A Mysterious Ingredient in Bear Blood May Boost Human Muscle Growth

Researchers from the University of Hiroshima have found that the blood of hibernating black bears contains a component that allows the creature to hibernate without any muscle loss. However, the component remains a mystery to researchers.

Haven’t you always wondered if there was something that could keep your body in shape, even if you took a well-deserved break from your gym routines? A week is fine, but stay away for a little longer than two or three weeks and you’ll be starting over. Your body simply forgets the effort you put in and loses the muscles you used previously.

If this is something that continues to bother you, you’ll be happy to know that you’re not alone. Associate Professor at the University of Hiroshima, Mitsunori Miyazaki, began his research journey with this singular goal of finding out exactly why muscles deteriorate so rapidly and what can possibly be done to stop it.

The destruction mechanism

Muscle mass in the body is the balance between muscle synthesis and the destruction process, both of which are at stake. However, when muscles are not used for a period of time, the impact of the destruction mechanism is more pronounced. Previous research studies have shown that enzymes like Muscle RING-finger protein-1 or affectionately called MuRF-1 have a role to play in reducing muscle mass.

On the other hand, insulin-like growth factor-1 (IGF-1) has been associated with maintaining muscle mass in hibernating animals like bears. Miyazaki and his team were looking at this factor, which previously varied seasonally. However, during their study, the researchers discovered that the variation may be the result of other factors and not a means of maintaining muscle mass in bears.

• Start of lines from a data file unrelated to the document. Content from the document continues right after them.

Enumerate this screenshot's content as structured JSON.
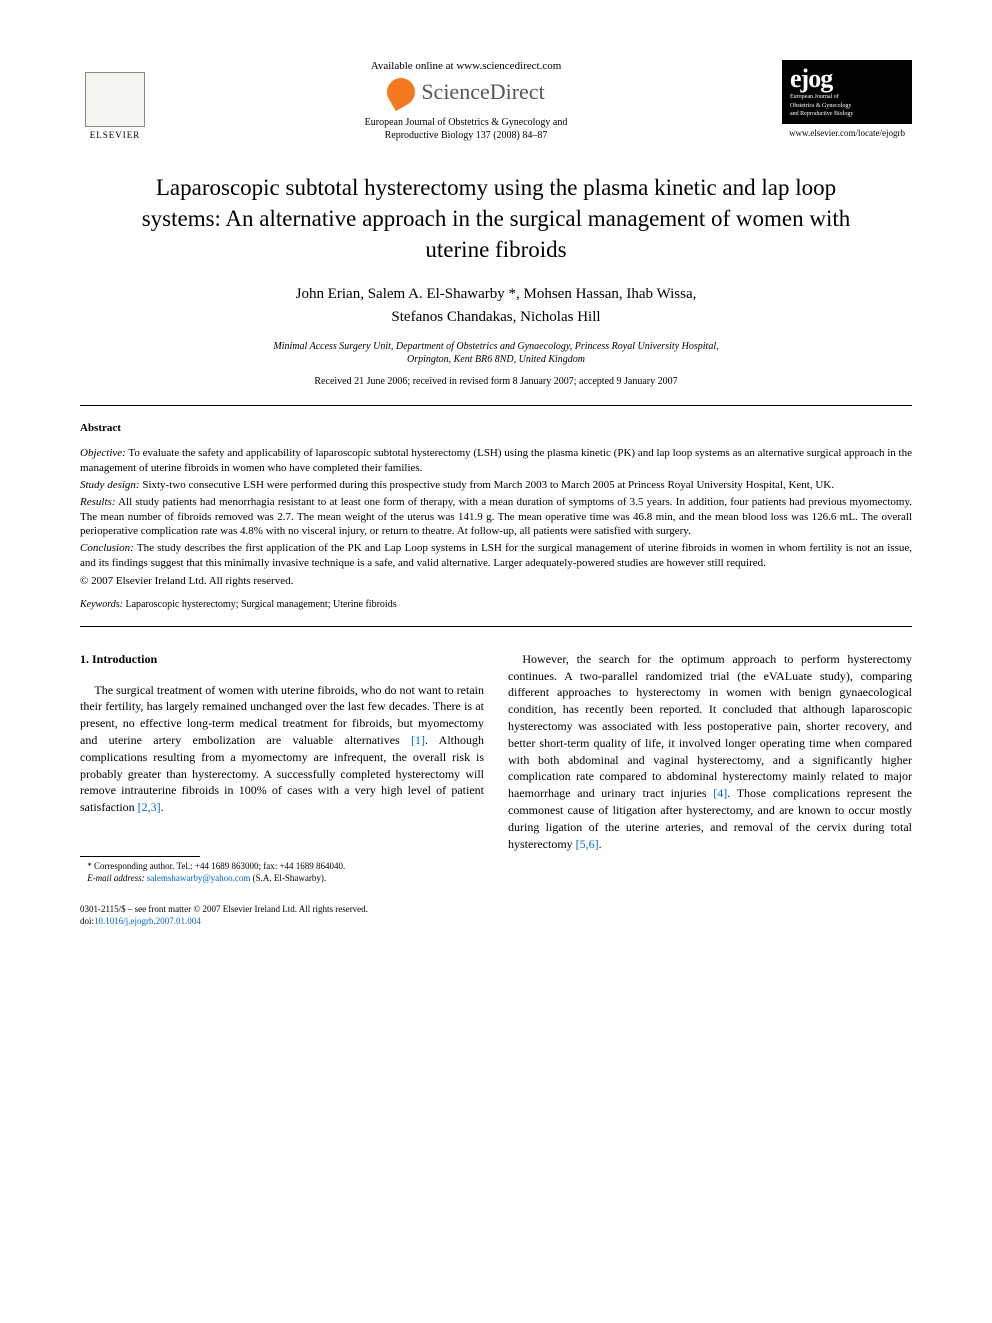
{
  "header": {
    "elsevier": "ELSEVIER",
    "available_online": "Available online at www.sciencedirect.com",
    "sciencedirect": "ScienceDirect",
    "journal_citation_line1": "European Journal of Obstetrics & Gynecology and",
    "journal_citation_line2": "Reproductive Biology 137 (2008) 84–87",
    "ejog_logo_main": "ejog",
    "ejog_logo_sub1": "European Journal of",
    "ejog_logo_sub2": "Obstetrics & Gynecology",
    "ejog_logo_sub3": "and Reproductive Biology",
    "journal_url": "www.elsevier.com/locate/ejogrb"
  },
  "article": {
    "title": "Laparoscopic subtotal hysterectomy using the plasma kinetic and lap loop systems: An alternative approach in the surgical management of women with uterine fibroids",
    "authors_line1": "John Erian, Salem A. El-Shawarby *, Mohsen Hassan, Ihab Wissa,",
    "authors_line2": "Stefanos Chandakas, Nicholas Hill",
    "affiliation_line1": "Minimal Access Surgery Unit, Department of Obstetrics and Gynaecology, Princess Royal University Hospital,",
    "affiliation_line2": "Orpington, Kent BR6 8ND, United Kingdom",
    "dates": "Received 21 June 2006; received in revised form 8 January 2007; accepted 9 January 2007"
  },
  "abstract": {
    "heading": "Abstract",
    "objective_label": "Objective:",
    "objective_text": "To evaluate the safety and applicability of laparoscopic subtotal hysterectomy (LSH) using the plasma kinetic (PK) and lap loop systems as an alternative surgical approach in the management of uterine fibroids in women who have completed their families.",
    "design_label": "Study design:",
    "design_text": "Sixty-two consecutive LSH were performed during this prospective study from March 2003 to March 2005 at Princess Royal University Hospital, Kent, UK.",
    "results_label": "Results:",
    "results_text": "All study patients had menorrhagia resistant to at least one form of therapy, with a mean duration of symptoms of 3.5 years. In addition, four patients had previous myomectomy. The mean number of fibroids removed was 2.7. The mean weight of the uterus was 141.9 g. The mean operative time was 46.8 min, and the mean blood loss was 126.6 mL. The overall perioperative complication rate was 4.8% with no visceral injury, or return to theatre. At follow-up, all patients were satisfied with surgery.",
    "conclusion_label": "Conclusion:",
    "conclusion_text": "The study describes the first application of the PK and Lap Loop systems in LSH for the surgical management of uterine fibroids in women in whom fertility is not an issue, and its findings suggest that this minimally invasive technique is a safe, and valid alternative. Larger adequately-powered studies are however still required.",
    "copyright": "© 2007 Elsevier Ireland Ltd. All rights reserved.",
    "keywords_label": "Keywords:",
    "keywords_text": "Laparoscopic hysterectomy; Surgical management; Uterine fibroids"
  },
  "body": {
    "section1_heading": "1. Introduction",
    "para1_part1": "The surgical treatment of women with uterine fibroids, who do not want to retain their fertility, has largely remained unchanged over the last few decades. There is at present, no effective long-term medical treatment for fibroids, but myomectomy and uterine artery embolization are valuable alternatives ",
    "ref1": "[1]",
    "para1_part2": ". Although complications resulting from a myomectomy are infrequent, the overall risk is probably greater than hysterectomy. A successfully completed hysterectomy will remove intrauterine fibroids in 100% of cases with a very high level of patient satisfaction ",
    "ref23": "[2,3]",
    "para1_part3": ".",
    "para2_part1": "However, the search for the optimum approach to perform hysterectomy continues. A two-parallel randomized trial (the eVALuate study), comparing different approaches to hysterectomy in women with benign gynaecological condition, has recently been reported. It concluded that although laparoscopic hysterectomy was associated with less postoperative pain, shorter recovery, and better short-term quality of life, it involved longer operating time when compared with both abdominal and vaginal hysterectomy, and a significantly higher complication rate compared to abdominal hysterectomy mainly related to major haemorrhage and urinary tract injuries ",
    "ref4": "[4]",
    "para2_part2": ". Those complications represent the commonest cause of litigation after hysterectomy, and are known to occur mostly during ligation of the uterine arteries, and removal of the cervix during total hysterectomy ",
    "ref56": "[5,6]",
    "para2_part3": "."
  },
  "footnote": {
    "corresponding_label": "* Corresponding author. Tel.: +44 1689 863000; fax: +44 1689 864040.",
    "email_label": "E-mail address:",
    "email": "salemshawarby@yahoo.com",
    "email_suffix": "(S.A. El-Shawarby)."
  },
  "footer": {
    "line1": "0301-2115/$ – see front matter © 2007 Elsevier Ireland Ltd. All rights reserved.",
    "doi_label": "doi:",
    "doi": "10.1016/j.ejogrb.2007.01.004"
  },
  "colors": {
    "link": "#0066cc",
    "orange": "#f47920",
    "text": "#000000",
    "bg": "#ffffff"
  }
}
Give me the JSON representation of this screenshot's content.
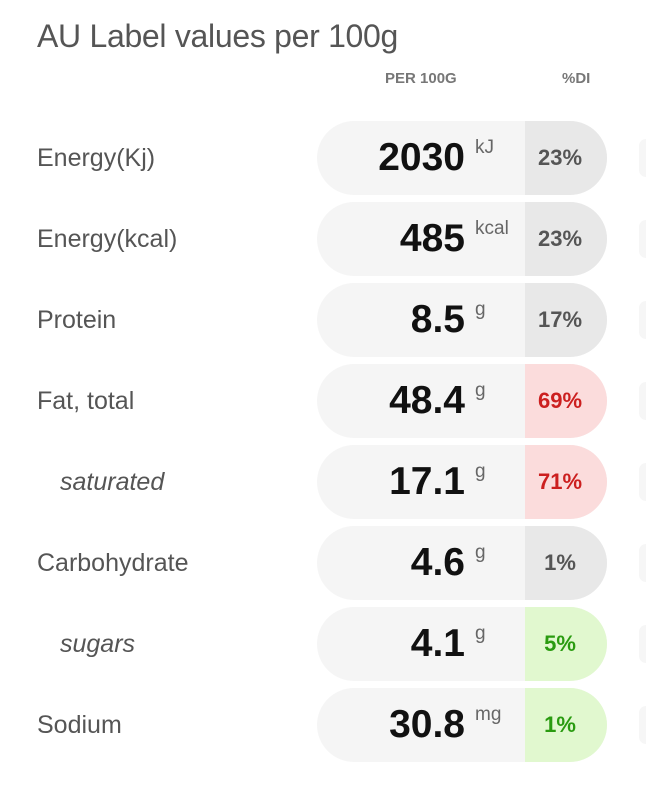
{
  "title": "AU Label values per 100g",
  "columns": {
    "per": "PER 100G",
    "di": "%DI"
  },
  "rows": [
    {
      "label": "Energy(Kj)",
      "value": "2030",
      "unit": "kJ",
      "di": "23%",
      "level": "neutral",
      "indent": false
    },
    {
      "label": "Energy(kcal)",
      "value": "485",
      "unit": "kcal",
      "di": "23%",
      "level": "neutral",
      "indent": false
    },
    {
      "label": "Protein",
      "value": "8.5",
      "unit": "g",
      "di": "17%",
      "level": "neutral",
      "indent": false
    },
    {
      "label": "Fat, total",
      "value": "48.4",
      "unit": "g",
      "di": "69%",
      "level": "high",
      "indent": false
    },
    {
      "label": "saturated",
      "value": "17.1",
      "unit": "g",
      "di": "71%",
      "level": "high",
      "indent": true
    },
    {
      "label": "Carbohydrate",
      "value": "4.6",
      "unit": "g",
      "di": "1%",
      "level": "neutral",
      "indent": false
    },
    {
      "label": "sugars",
      "value": "4.1",
      "unit": "g",
      "di": "5%",
      "level": "low",
      "indent": true
    },
    {
      "label": "Sodium",
      "value": "30.8",
      "unit": "mg",
      "di": "1%",
      "level": "low",
      "indent": false
    }
  ],
  "colors": {
    "high_bg": "#fbdcdc",
    "high_text": "#cc1f1f",
    "low_bg": "#e1f8cf",
    "low_text": "#2a9b10",
    "neutral_bg": "#e8e8e8"
  }
}
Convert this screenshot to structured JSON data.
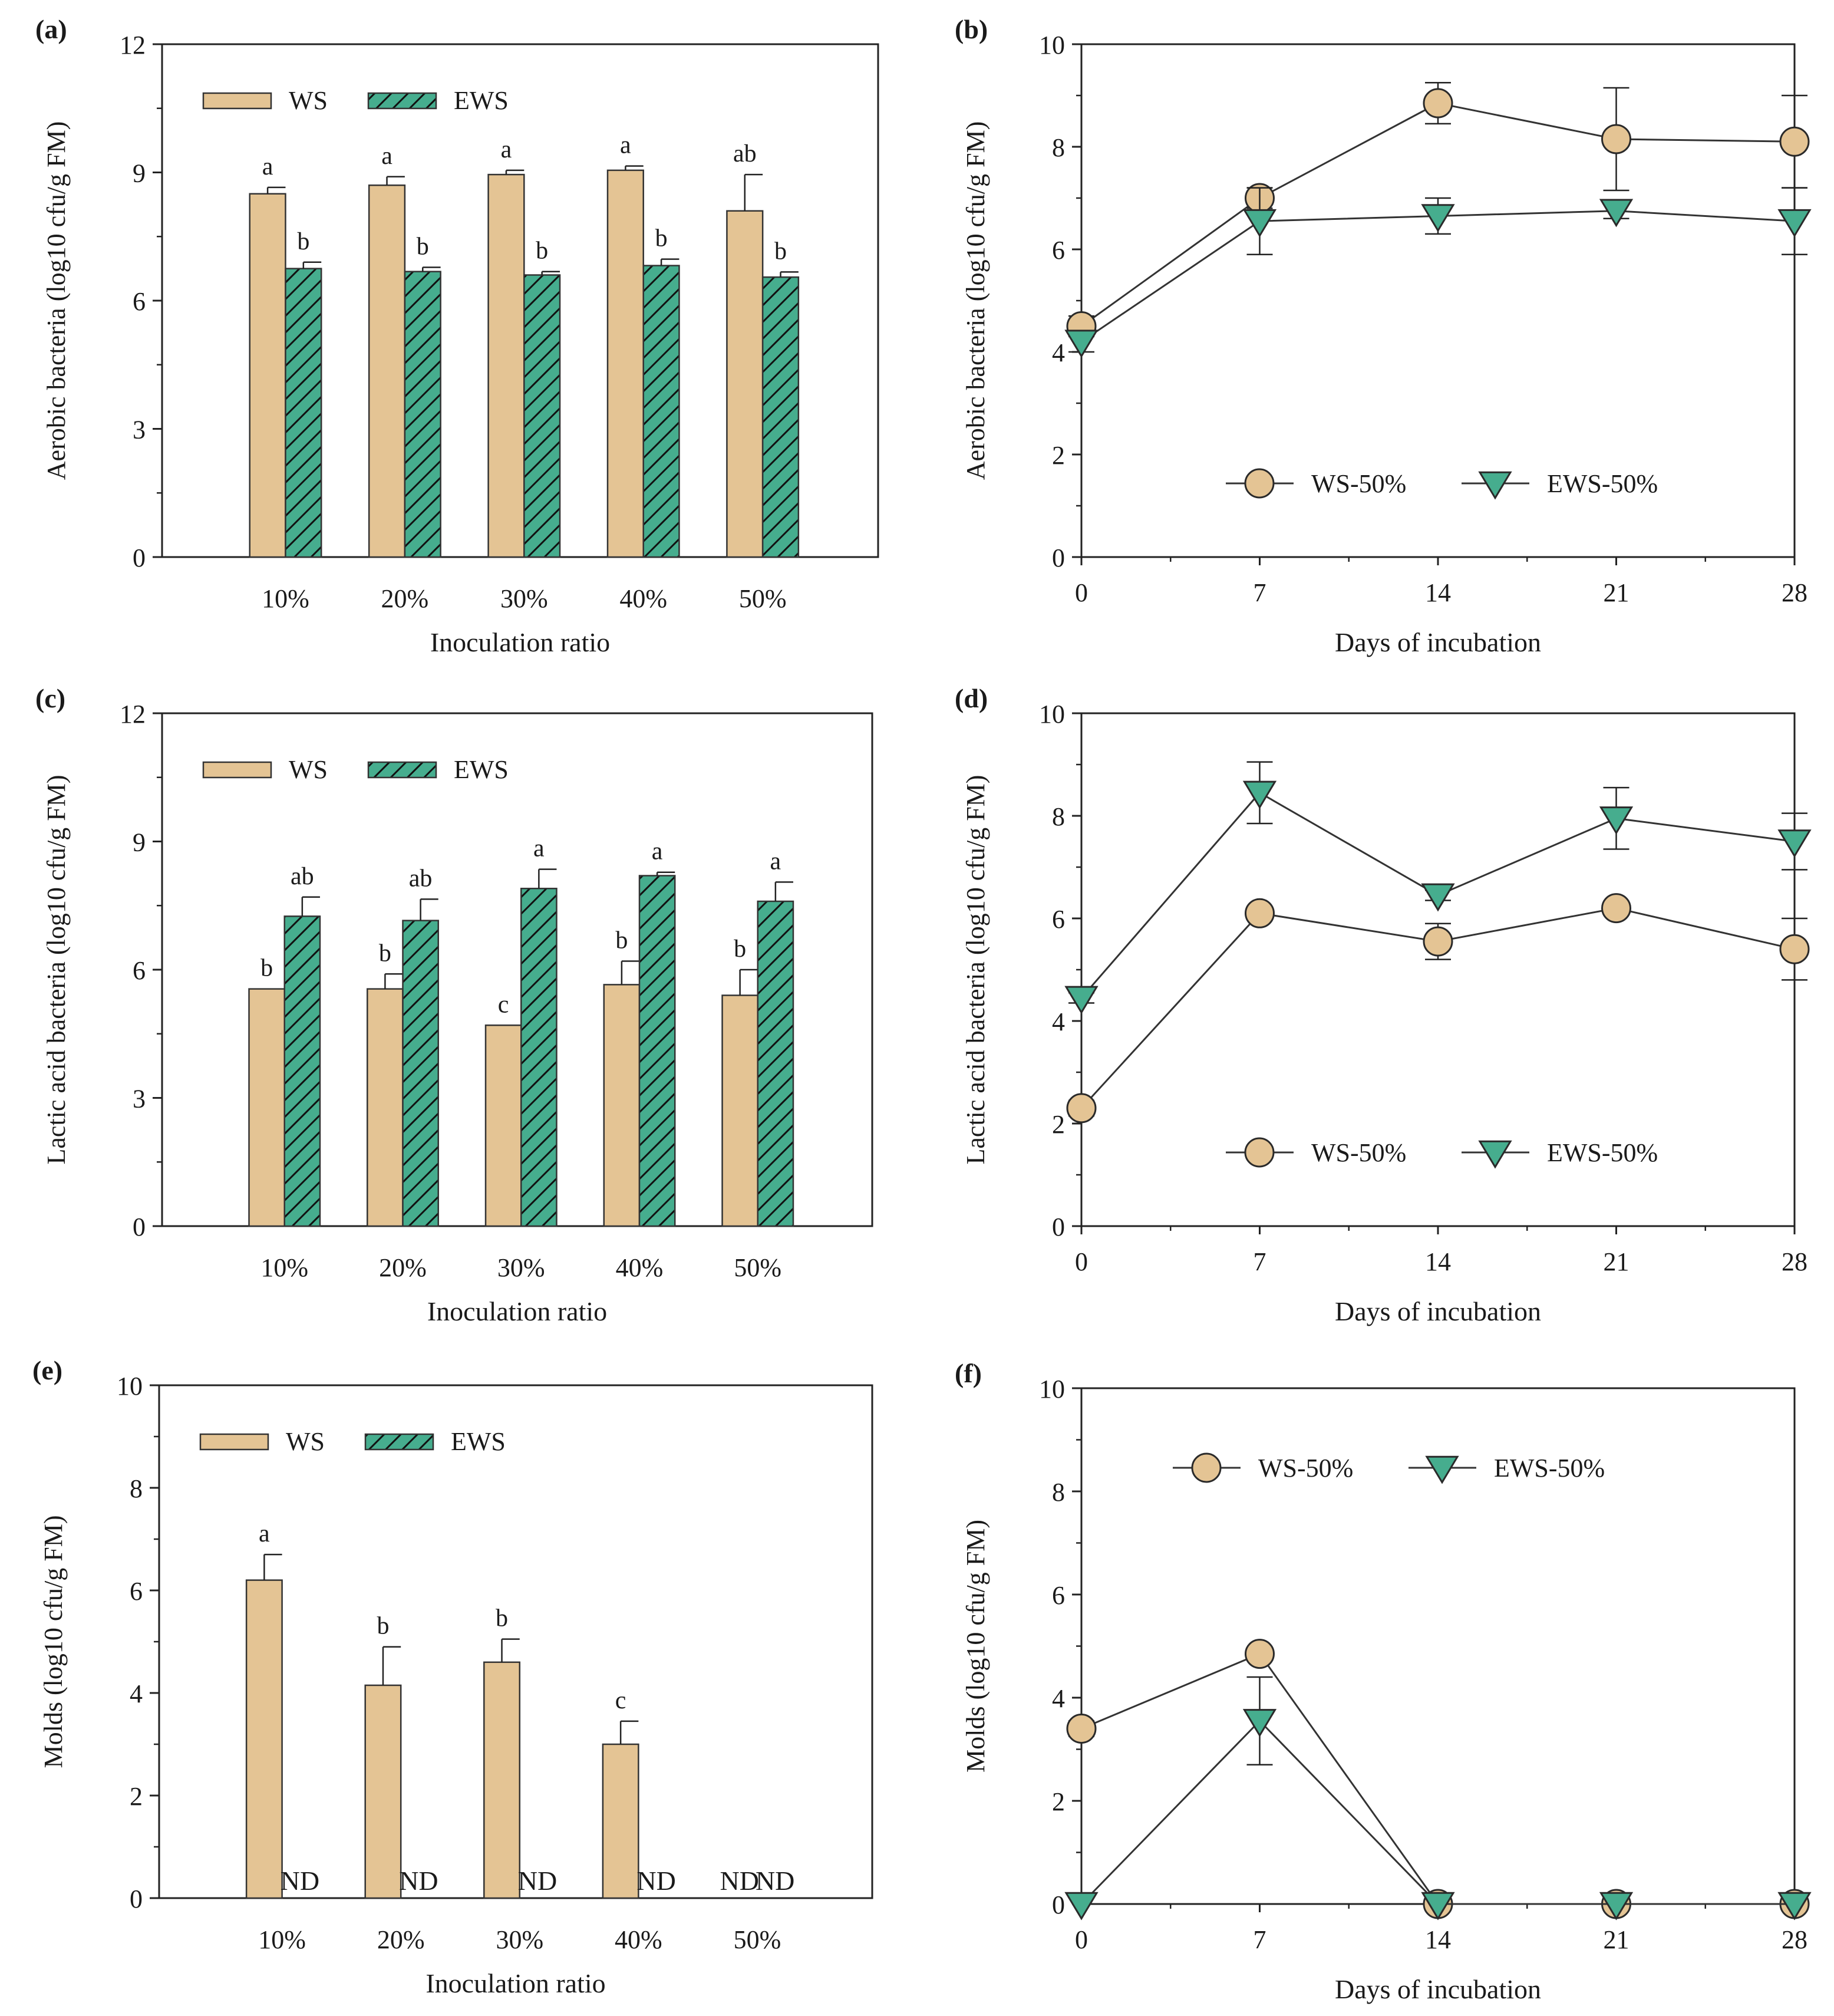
{
  "figure": {
    "colors": {
      "ws_fill": "#e4c494",
      "ews_fill": "#46ad8e",
      "ews_hatch": "#111111",
      "axis": "#222222",
      "marker_edge": "#2a2a2a"
    },
    "legend_bar": {
      "ws": "WS",
      "ews": "EWS"
    },
    "legend_line": {
      "ws": "WS-50%",
      "ews": "EWS-50%"
    },
    "nd_label": "ND"
  },
  "chart_data": [
    {
      "panel": "(a)",
      "type": "bar",
      "xlabel": "Inoculation ratio",
      "ylabel": "Aerobic bacteria  (log10 cfu/g FM)",
      "ylim": [
        0,
        12
      ],
      "yticks": [
        "0",
        "3",
        "6",
        "9",
        "12"
      ],
      "categories": [
        "10%",
        "20%",
        "30%",
        "40%",
        "50%"
      ],
      "legend_position": "top-left",
      "series": [
        {
          "name": "WS",
          "values": [
            8.5,
            8.7,
            8.95,
            9.05,
            8.1
          ],
          "errors": [
            0.15,
            0.2,
            0.1,
            0.1,
            0.85
          ],
          "letters": [
            "a",
            "a",
            "a",
            "a",
            "ab"
          ],
          "nd": [
            false,
            false,
            false,
            false,
            false
          ]
        },
        {
          "name": "EWS",
          "values": [
            6.75,
            6.68,
            6.6,
            6.82,
            6.55
          ],
          "errors": [
            0.15,
            0.1,
            0.08,
            0.15,
            0.12
          ],
          "letters": [
            "b",
            "b",
            "b",
            "b",
            "b"
          ],
          "nd": [
            false,
            false,
            false,
            false,
            false
          ]
        }
      ]
    },
    {
      "panel": "(b)",
      "type": "line",
      "xlabel": "Days of incubation",
      "ylabel": "Aerobic bacteria (log10 cfu/g FM)",
      "x": [
        0,
        7,
        14,
        21,
        28
      ],
      "xticks": [
        "0",
        "7",
        "14",
        "21",
        "28"
      ],
      "ylim": [
        0,
        10
      ],
      "yticks": [
        "0",
        "2",
        "4",
        "6",
        "8",
        "10"
      ],
      "legend_position": "bottom-center",
      "series": [
        {
          "name": "WS-50%",
          "values": [
            4.5,
            7.0,
            8.85,
            8.15,
            8.1
          ],
          "errors": [
            0.2,
            0.2,
            0.4,
            1.0,
            0.9
          ]
        },
        {
          "name": "EWS-50%",
          "values": [
            4.2,
            6.55,
            6.65,
            6.75,
            6.55
          ],
          "errors": [
            0.2,
            0.65,
            0.35,
            0.15,
            0.65
          ]
        }
      ]
    },
    {
      "panel": "(c)",
      "type": "bar",
      "xlabel": "Inoculation ratio",
      "ylabel": "Lactic acid bacteria  (log10 cfu/g FM)",
      "ylim": [
        0,
        12
      ],
      "yticks": [
        "0",
        "3",
        "6",
        "9",
        "12"
      ],
      "categories": [
        "10%",
        "20%",
        "30%",
        "40%",
        "50%"
      ],
      "legend_position": "top-left",
      "series": [
        {
          "name": "WS",
          "values": [
            5.55,
            5.55,
            4.7,
            5.65,
            5.4
          ],
          "errors": [
            0,
            0.35,
            0,
            0.55,
            0.6
          ],
          "letters": [
            "b",
            "b",
            "c",
            "b",
            "b"
          ],
          "nd": [
            false,
            false,
            false,
            false,
            false
          ]
        },
        {
          "name": "EWS",
          "values": [
            7.25,
            7.15,
            7.9,
            8.2,
            7.6
          ],
          "errors": [
            0.45,
            0.5,
            0.45,
            0.08,
            0.45
          ],
          "letters": [
            "ab",
            "ab",
            "a",
            "a",
            "a"
          ],
          "nd": [
            false,
            false,
            false,
            false,
            false
          ]
        }
      ]
    },
    {
      "panel": "(d)",
      "type": "line",
      "xlabel": "Days of incubation",
      "ylabel": "Lactic acid bacteria  (log10 cfu/g FM)",
      "x": [
        0,
        7,
        14,
        21,
        28
      ],
      "xticks": [
        "0",
        "7",
        "14",
        "21",
        "28"
      ],
      "ylim": [
        0,
        10
      ],
      "yticks": [
        "0",
        "2",
        "4",
        "6",
        "8",
        "10"
      ],
      "legend_position": "bottom-center",
      "series": [
        {
          "name": "WS-50%",
          "values": [
            2.3,
            6.1,
            5.55,
            6.2,
            5.4
          ],
          "errors": [
            0.15,
            0.1,
            0.35,
            0.1,
            0.6
          ]
        },
        {
          "name": "EWS-50%",
          "values": [
            4.45,
            8.45,
            6.45,
            7.95,
            7.5
          ],
          "errors": [
            0.1,
            0.6,
            0.1,
            0.6,
            0.55
          ]
        }
      ]
    },
    {
      "panel": "(e)",
      "type": "bar",
      "xlabel": "Inoculation ratio",
      "ylabel": "Molds  (log10 cfu/g FM)",
      "ylim": [
        0,
        10
      ],
      "yticks": [
        "0",
        "2",
        "4",
        "6",
        "8",
        "10"
      ],
      "categories": [
        "10%",
        "20%",
        "30%",
        "40%",
        "50%"
      ],
      "legend_position": "top-left",
      "series": [
        {
          "name": "WS",
          "values": [
            6.2,
            4.15,
            4.6,
            3.0,
            0
          ],
          "errors": [
            0.5,
            0.75,
            0.45,
            0.45,
            0
          ],
          "letters": [
            "a",
            "b",
            "b",
            "c",
            ""
          ],
          "nd": [
            false,
            false,
            false,
            false,
            true
          ]
        },
        {
          "name": "EWS",
          "values": [
            0,
            0,
            0,
            0,
            0
          ],
          "errors": [
            0,
            0,
            0,
            0,
            0
          ],
          "letters": [
            "",
            "",
            "",
            "",
            ""
          ],
          "nd": [
            true,
            true,
            true,
            true,
            true
          ]
        }
      ]
    },
    {
      "panel": "(f)",
      "type": "line",
      "xlabel": "Days of incubation",
      "ylabel": "Molds  (log10 cfu/g FM)",
      "x": [
        0,
        7,
        14,
        21,
        28
      ],
      "xticks": [
        "0",
        "7",
        "14",
        "21",
        "28"
      ],
      "ylim": [
        0,
        10
      ],
      "yticks": [
        "0",
        "2",
        "4",
        "6",
        "8",
        "10"
      ],
      "legend_position": "top-center",
      "series": [
        {
          "name": "WS-50%",
          "values": [
            3.4,
            4.85,
            0,
            0,
            0
          ],
          "errors": [
            0.15,
            0.1,
            0,
            0,
            0
          ]
        },
        {
          "name": "EWS-50%",
          "values": [
            0,
            3.55,
            0,
            0,
            0
          ],
          "errors": [
            0,
            0.85,
            0,
            0,
            0
          ]
        }
      ]
    }
  ]
}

In search of the secret ingredient

To learn more about what helps hibernating animals maintain their shape, Miyazaki and his research team cultivated human skeleton muscle cells in serum extracted from the blood of hibernating Japanese black bears. The researchers found that the serum promoted the growth of the protein component of the cells within 24 hours of treatment. However, this growth was not observed when the cells were infused with the serum collected from the bears during the active summer months.

The researchers concluded that the ingredient that allows muscles to grow during hibernation is present in the blood during winters, not summers. The only problem is that they don’t know exactly what it is.

“By identifying this ‘factor’ in the serum of hibernating bears and clarifying the unexplored mechanism behind ‘muscles that do not weaken even without use’ in hibernating animals, it is possible to develop rehabilitation strategies effective in humans and to avoid becoming bedridden in the future,” Miyazaki said in the press release.

The research results have been published in the journal PLOS One.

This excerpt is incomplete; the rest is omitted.